Partirono soldati tantissimi sportsmen già famosi o che famosi sarebbero diventati: Enzo Ferrari, Tazio Nuvolari, Vittorio Pozzo, il lottatore Giovanni Raicevich considerato "l'uomo più forte del mondo", o il formidabile schermidore Nedo Nadi. Loro tornarono vivi dal conflitto e ripresero a vincere nelle rispettive discipline. Tanti, tantissimi, non tornarono. La rivista "Lo sport illustrato e la guerra", era dedicata quasi esclusivamente a raccontare le imprese degli atleti italiani al fronte o, tristemente, a pubblicarne il necrologio. Fu questo il caso, di Giuseppe Sinigaglia, campione di canottaggio. Un gigante di 194 centimetri, per 100 chili di peso, che aveva esordito nella lotta, ma che aveva poi scoperto il proprio talento sulle acque del suo Lago di Como. Forte di molti successi in Italia Sina, come lo chiamavano tutti, era pronto per i Giochi Olimpici del 1912. Tuttavia per i Giochi di Stoccolma la delegazione italiana disponeva di un budget di sole 30.000 lire. A qualcosa occorreva rinunciare e la scelta cadde proprio sul canottaggio. Sinigaglia non poté far altro che leggere sui giornali del trionfo dell'inglese Wally Kinnear, appuntandosene il nome. Nel 1914 gli rifilerà 16 secondi di distacco sui 4.000 metri del Gran Premio delle Nazioni, a Parigi sulle acque della Senna.

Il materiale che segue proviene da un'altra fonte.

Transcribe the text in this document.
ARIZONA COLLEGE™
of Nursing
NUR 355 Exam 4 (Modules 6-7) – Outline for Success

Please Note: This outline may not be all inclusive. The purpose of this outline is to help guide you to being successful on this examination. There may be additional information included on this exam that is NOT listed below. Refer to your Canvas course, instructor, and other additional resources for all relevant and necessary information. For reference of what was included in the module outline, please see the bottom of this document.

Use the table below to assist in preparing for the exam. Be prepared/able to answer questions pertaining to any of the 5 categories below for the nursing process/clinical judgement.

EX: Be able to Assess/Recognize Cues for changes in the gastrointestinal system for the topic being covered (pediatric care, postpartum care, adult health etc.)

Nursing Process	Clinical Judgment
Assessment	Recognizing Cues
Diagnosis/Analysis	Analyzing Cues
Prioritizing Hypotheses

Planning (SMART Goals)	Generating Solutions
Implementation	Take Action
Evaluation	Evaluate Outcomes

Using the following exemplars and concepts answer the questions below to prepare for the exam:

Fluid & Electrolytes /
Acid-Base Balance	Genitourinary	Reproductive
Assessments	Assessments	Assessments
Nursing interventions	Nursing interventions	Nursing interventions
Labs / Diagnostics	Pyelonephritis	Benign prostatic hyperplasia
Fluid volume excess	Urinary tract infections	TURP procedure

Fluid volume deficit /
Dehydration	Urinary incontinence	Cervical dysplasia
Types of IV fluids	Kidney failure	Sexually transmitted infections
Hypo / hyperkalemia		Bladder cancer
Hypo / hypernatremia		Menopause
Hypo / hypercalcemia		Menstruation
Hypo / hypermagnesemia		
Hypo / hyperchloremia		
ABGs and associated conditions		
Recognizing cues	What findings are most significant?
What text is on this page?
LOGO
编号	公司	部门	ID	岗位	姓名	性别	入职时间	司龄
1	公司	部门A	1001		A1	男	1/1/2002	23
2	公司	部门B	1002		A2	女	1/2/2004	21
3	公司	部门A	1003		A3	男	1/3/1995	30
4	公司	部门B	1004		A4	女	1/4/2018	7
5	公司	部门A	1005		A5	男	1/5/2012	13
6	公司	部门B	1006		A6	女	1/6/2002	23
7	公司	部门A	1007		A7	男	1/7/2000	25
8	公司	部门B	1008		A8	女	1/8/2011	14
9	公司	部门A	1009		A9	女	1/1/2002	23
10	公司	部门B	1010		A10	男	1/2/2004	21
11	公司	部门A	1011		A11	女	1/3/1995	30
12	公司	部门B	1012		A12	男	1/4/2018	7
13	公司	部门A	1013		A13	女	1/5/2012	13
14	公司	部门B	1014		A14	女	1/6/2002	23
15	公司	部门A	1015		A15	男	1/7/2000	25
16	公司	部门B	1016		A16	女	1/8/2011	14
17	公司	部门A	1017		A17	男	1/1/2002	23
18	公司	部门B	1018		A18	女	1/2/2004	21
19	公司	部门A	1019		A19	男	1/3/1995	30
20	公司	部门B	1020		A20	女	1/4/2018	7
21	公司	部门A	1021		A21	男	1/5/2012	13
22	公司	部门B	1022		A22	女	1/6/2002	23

Sinigaglia, nel suo momento migliore, parte nel luglio di quello stesso anno, per Henley-on-Thames. Il suo obiettivo è la prestigiosissima Diamond's Sculls. Un vero e proprio campionato del mondo dove si rema per 2.112 metri controcorrente sul Tamigi. Chi vincerà quella Royal Regatta riceverà la coppa d'oro direttamente dalle mani della regina Maria di Teck, nonna dell'attuale regina Elisabetta. La formula è affascinante: tutti scontri a eliminazione diretta, uno contro uno. Sinigaglia batte tutti, uno dopo l'altro, fino alla finale contro l'inglese Stuart che viene da Cambridge, un posto dove di canottaggio se ne intendono. L'inglese parte fortissimo, ma Sina incredibilmente rimonta. Stuart, stremato dalla fatica e schiumante dalla rabbia collassa dopo il traguardo mentre l'italiano riceve la coppa d'oro. Era il 4 luglio 1914, sei giorni dopo l'attentato di Sarajevo. Sinigaglia non pensa ad altro che ai Giochi Olimpici dell'estate del 1916 già assegnati a Berlino, ma il mondo si ferma, per scannarsi. Sina parte militare e nell'estate del 1916 non troverà la gloria eterna di una medaglia olimpica, ma la morte. Il 10 agosto spirerà dopo un'azione eroica in trincea, colpito a morte da una pallottola che entrerà nel suo corpo sopra l'inguine per uscirgli dalla schiena, sul Monte San Michele a Sud di Gorizia, cima 4. Il Granatiere di Sardegna Giuseppe Sinigaglia, probabilmente il più grande canottiere italiano di tutti i tempi, lascerà questo mondo tra le braccia di un tenente sussurrando: «Datemi un po' di acqua del mio lago».